Can AppEngine response count metric be grouped on response class?

397 Views Asked by At

I'm trying to create an alert on CGP/stackdriver using the http/server/response_count metric for app engine. This metric has an response_code field that I can group_by:

fetch gae_app::appengine.googleapis.com/http/server/response_count
| filter metric.response_code>=500 && metric.response_code<600
| every 10m
| group_by [metric.response_code], sum(val())

But say I want to merge all 500+ responses under a 5xx class of response and then aggregate to a single count for the range, is it possible to pre-process so the group_by in the above example yields a single time series eg 5xx? I notice that one of the load balancer metrics has a "response_code_class" of this kind, but this is NOT available for this metric.

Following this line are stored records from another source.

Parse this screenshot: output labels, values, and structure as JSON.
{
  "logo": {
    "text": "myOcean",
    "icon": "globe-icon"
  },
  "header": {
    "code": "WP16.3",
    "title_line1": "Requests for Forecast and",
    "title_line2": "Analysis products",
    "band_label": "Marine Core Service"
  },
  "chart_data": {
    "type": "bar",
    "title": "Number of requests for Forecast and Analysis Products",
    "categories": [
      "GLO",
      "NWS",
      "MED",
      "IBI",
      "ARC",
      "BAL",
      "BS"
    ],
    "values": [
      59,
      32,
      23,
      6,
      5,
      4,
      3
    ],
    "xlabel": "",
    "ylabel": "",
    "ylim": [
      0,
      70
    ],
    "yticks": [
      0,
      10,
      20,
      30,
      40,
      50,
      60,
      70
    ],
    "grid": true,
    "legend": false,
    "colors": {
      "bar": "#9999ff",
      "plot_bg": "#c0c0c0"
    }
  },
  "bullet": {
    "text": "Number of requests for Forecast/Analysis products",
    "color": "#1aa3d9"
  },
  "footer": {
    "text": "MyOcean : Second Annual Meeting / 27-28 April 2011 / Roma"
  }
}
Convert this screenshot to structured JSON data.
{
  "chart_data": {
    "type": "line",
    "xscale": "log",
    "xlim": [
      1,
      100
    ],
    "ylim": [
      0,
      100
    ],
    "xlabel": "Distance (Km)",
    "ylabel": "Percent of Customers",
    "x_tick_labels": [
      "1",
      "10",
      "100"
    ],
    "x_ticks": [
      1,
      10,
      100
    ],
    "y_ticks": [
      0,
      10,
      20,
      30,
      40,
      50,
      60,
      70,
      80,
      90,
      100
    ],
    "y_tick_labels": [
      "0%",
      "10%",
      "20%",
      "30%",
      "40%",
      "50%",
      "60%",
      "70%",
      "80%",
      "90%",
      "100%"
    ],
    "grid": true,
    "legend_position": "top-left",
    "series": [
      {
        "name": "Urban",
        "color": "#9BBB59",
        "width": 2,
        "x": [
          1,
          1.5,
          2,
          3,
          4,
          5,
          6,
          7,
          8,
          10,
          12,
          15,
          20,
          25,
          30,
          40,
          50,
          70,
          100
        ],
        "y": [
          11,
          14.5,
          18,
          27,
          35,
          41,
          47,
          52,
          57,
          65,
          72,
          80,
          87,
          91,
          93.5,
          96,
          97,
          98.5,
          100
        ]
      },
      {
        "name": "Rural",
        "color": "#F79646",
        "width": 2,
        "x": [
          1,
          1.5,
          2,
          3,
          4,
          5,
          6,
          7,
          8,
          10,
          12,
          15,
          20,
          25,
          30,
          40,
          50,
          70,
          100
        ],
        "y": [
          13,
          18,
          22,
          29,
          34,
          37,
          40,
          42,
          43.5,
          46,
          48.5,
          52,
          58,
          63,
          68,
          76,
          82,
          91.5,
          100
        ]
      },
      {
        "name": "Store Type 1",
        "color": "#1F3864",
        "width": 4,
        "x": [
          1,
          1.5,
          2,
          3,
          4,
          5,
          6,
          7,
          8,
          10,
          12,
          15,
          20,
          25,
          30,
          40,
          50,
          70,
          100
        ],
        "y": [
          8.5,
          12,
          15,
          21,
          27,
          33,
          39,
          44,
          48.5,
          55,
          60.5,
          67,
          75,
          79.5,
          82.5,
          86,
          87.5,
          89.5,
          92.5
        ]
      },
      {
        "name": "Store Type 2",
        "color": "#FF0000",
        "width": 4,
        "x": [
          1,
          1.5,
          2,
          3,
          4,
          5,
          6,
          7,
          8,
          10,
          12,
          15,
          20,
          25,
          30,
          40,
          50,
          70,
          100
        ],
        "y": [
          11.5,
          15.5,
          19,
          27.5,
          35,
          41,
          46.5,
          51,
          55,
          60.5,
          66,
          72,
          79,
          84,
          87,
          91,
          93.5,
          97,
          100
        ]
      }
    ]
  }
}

After that I'm looking for a ratio of 5xx requests to all requests, would that even be possible with this metric?

2

There are 2 best solutions below

1
On

Below is a query that does the following:

  • Use a group_by to count the 5xx responses in a 10-minute sliding window.
  • In the same group_by, also count all responses in the same 10-minute sliding window.
  • After the group_by, simply compute the ratio of the two counts.
fetch gae_app
| metric 'appengine.googleapis.com/http/server/response_count'
| group_by [], sliding(10m), [
    countAll: sum(response_count), 
    count5xx: sum(if(response_code>=500 && response_code < 600, response_count, 0))]
| value (count5xx / countAll)
| every 1m

Screenshot of the chart produced by a similar query:

Screenshot of the chart produced by a similar query

The output of the above query is a ratio of 5xx responses to all responses.

Note: if you wanted to compute these ratios, for example, by zone, simply add zone to the first argument of group_by like this: group_by [zone], sliding(10m), [countAll: ..., count5xx: ...] | value (count5xx / countAll)

5
On

There's another way to compute the ratio of error responses to all responses. In this case, because the numerator and denominator for the ratio are derived from the same time series, you can also compute the ratio by grouping. Please check the grouping query format once:

fetch gae_app::appengine.googleapis.com/http/server/response_count
| group_by [metric.response_code],
    sum(if(response_code_class = 500, val(), 0)) / sum(val())

For more details please refer to example grouping.